I’m grateful for

Family and friends (including the shaggy, four-legged one, Ellington)

Colleagues and students

Buskers on the streets of Asheville

Finely crafted sentences and intricately simple music

Streams, rivers, peaks and hollows (hollers)

Soaring hawks and swimming ducks, cardinals and blue birds, lumbering black bears and scampering squirrels 

Malted milk balls and cinnamon spice tea

Health insurance and skilled medical care-givers

The Book of Common Prayer and its uncommonly moving prayers

Worship and wonder, pipe organ and hymns, bread and wine

And, I’m grateful for gratitude itself, because it tutors me in humility. It opens my eye and heart to the truth that I’m dependent for life itself on the work and kindness of other people and, especially, on the faithfulness and generosity of God.

Thankfulness makes it possible for me to know how much is enough and to cut the nerve of craving for more. Wayne Mueller asked: “What if we have been sent spinning by the loss of some deeply elemental knowing, some reliable inner compass, some way of sensing the moment of inherent sufficiency in things, forgotten what enough of anything feels like?” Being grateful points me to a God’s loving abundance and away from fearful scarcity, inspires me to use wisely and well what I have, and to share generously the resources entrusted to me. 

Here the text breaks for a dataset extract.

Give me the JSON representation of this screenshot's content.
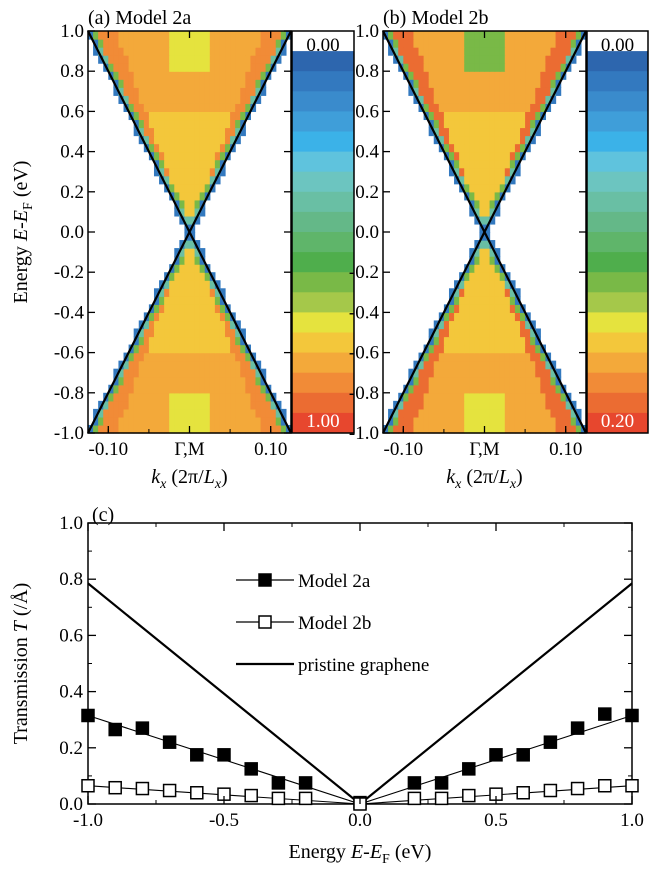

Thankfulness ushers me into joy. The remarkable rabbi, Abraham Joshua Heschel said: “As civilization advances, the sense of wonder declines. Such decline is an alarming symptom of our state of mind. [Humankind] will not perish for want of information; but only for want of appreciation.” The door to gladness swings on the hinges of praise.  

In his poem, “Gratefulness,” George Herbert prays: “Thou hast given so much to me. Give one thing more–a grateful heart.”

Gratitude is one of the finest gifts, because it is the surest way to recognize and rejoice in everything else.